Notícia José Carlos de Araújo Almeida Filho em 01 Mai 2009
TRT em Niterói
Presidente do TST mostra simpatia com a criação do TRT em Niterói
O presidente do TST, ministro Milton França, mostrou-se simpático à criação do TRT em Niterói e revelou ao deputado Chico D´Angelo, doPT-RJ, e ao presidente da OAB de Niterói, Antônio José (foto, ao centro) Barbosa da Silva, que já atuou no TRT de Campinas. Disse que é o
segundo tribunal em São Paulo foi uma iniciativa muito importante para desafogar o TRT-SP. Acrescentou que o TST já analisa a proposta encaminhada pela Câmara, por iniciativa do parlamentar fluminense. O encontro contou ainda com a presença de representantes de advogados e dos magistrados do Trabalho.
O deputado afirmou que o crescimento vertiginoso do antigo Estado do Rio está estrangulando o funcionamento das varas do trabalho no
interior, com o aumento do númemro de processos O crescimento industrial da região é liderado pela indústria naval, petrolífera, metalúrgica e de serviço. Teme que com o aumento da demanda o TRT-RJ será congestionado com efeitos negativos no atendimento à classe trabalhadora.
Assegurou que a criação do TRT em Niterói é unanimidade pois conseguiu o apoio dos patrões e empregados.Acredita que o TST se monstrará sensível ao pleito e enviará à Câmara o anteprojeto de lei propondo a criação do tribunal na ex-Capital fluminense, que inclusive tem o apoio do Governo.
Antonio José destacou a importância do TRT em Niterói para evitar prejuízos à classe trabalhadora com um possível estrangulamento do
TRT-RJ. Lembrou ainda que o novo tribunal daria uma atenção maior às varas do antigo Estado, relegadas ao segundo plano por administrações anteriores.
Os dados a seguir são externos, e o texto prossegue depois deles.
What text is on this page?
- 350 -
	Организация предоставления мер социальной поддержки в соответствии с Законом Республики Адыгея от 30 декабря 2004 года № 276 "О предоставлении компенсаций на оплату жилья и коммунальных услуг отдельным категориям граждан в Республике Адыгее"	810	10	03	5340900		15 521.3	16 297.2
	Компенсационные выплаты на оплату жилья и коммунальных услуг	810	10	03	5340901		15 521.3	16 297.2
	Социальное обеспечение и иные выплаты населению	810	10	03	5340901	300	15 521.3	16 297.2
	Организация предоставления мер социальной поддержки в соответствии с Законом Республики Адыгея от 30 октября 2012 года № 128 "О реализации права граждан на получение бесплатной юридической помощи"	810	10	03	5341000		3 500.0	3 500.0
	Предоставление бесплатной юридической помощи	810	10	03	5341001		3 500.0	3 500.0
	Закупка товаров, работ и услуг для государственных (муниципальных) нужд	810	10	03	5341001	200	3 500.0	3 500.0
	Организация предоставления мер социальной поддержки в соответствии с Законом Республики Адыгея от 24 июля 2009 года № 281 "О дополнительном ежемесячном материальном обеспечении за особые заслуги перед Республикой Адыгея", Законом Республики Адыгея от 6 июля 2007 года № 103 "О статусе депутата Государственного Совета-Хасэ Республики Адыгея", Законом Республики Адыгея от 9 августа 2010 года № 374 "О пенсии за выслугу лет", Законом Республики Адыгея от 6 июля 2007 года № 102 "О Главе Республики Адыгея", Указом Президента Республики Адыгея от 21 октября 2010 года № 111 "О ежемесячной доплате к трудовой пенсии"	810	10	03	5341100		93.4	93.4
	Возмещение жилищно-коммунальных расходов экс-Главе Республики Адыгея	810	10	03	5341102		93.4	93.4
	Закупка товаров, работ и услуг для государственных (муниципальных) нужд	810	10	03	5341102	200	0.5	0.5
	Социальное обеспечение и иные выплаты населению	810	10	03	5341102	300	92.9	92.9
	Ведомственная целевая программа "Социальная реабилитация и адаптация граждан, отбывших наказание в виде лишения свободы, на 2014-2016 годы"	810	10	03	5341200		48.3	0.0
Citou a situação da Justiça do Trabalho em Nova Iguaçu e Nilópolis e informou que os advogados trabalhistas do Estado estão dando apoio ao novo presidente do TRT-RJ, desembargador Aloysio Santos, nasolução dos problemas encontrados.
Representando o presidente da OAB-RJ, Wadih Damous, impossibilitado de comparecer por efeito das eleiçôes no IAB, o gestor da Caarj, Ricardo Menezes, informou que a entidade também acredita que o novo tribunal daria maior agilização no julgamento dos processos.
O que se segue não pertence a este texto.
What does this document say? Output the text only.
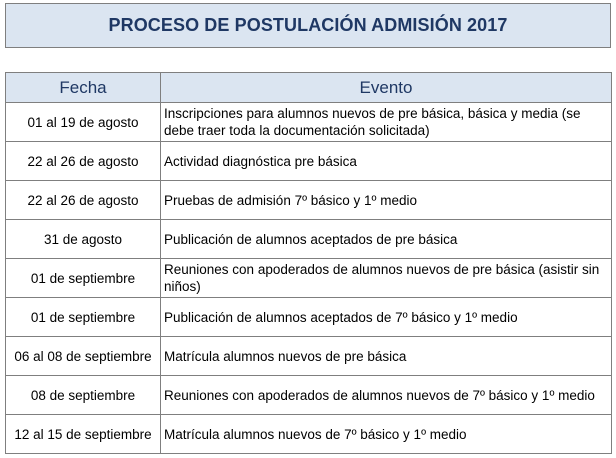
PROCESO DE POSTULACIÓN ADMISIÓN 2017
Fecha	Evento
01 al 19 de agosto	Inscripciones para alumnos nuevos de pre básica, básica y media (se debe traer toda la documentación solicitada)
22 al 26 de agosto	Actividad diagnóstica pre básica
22 al 26 de agosto	Pruebas de admisión 7º básico y 1º medio
31 de agosto	Publicación de alumnos aceptados de pre básica
01 de septiembre	Reuniones con apoderados de alumnos nuevos de pre básica (asistir sin niños)
01 de septiembre	Publicación de alumnos aceptados de 7º básico y 1º medio
06 al 08 de septiembre	Matrícula alumnos nuevos de pre básica
08 de septiembre	Reuniones con apoderados de alumnos nuevos de 7º básico y 1º medio
12 al 15 de septiembre	Matrícula alumnos nuevos de 7º básico y 1º medio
O presidente da Afat, Nilson Xavier, espera pela criação do TRT em Niterói como medida altamente social, para evitar que a prestação juriscional seja prejudicada.
O diretor do Fórum de Niterói, juiz Jorge Ramos, e o ex-diretor da Amatra, juiz Paulo Périssé, também participaram do encontro e trocaram
idéias com o presidente do TST sobre as vantagens da criação do novo tribunal, dizendo que ha uma torcida muito grande entre os juízes para essa postulação liderada pela OAB de Niterói. Jorge revelou que no antigo Estado do Rio cada vara recebe em média três mil rocessos por ano, enquanto no Rio esse número não alcança 1.500. E a tendência a aumentar.
O secretário geral da presidência do TST, Alexandre de Jesus Coelho Machado, explicou o que a Câmara precisará fornecer, em dados, para a criação do novo tribunal.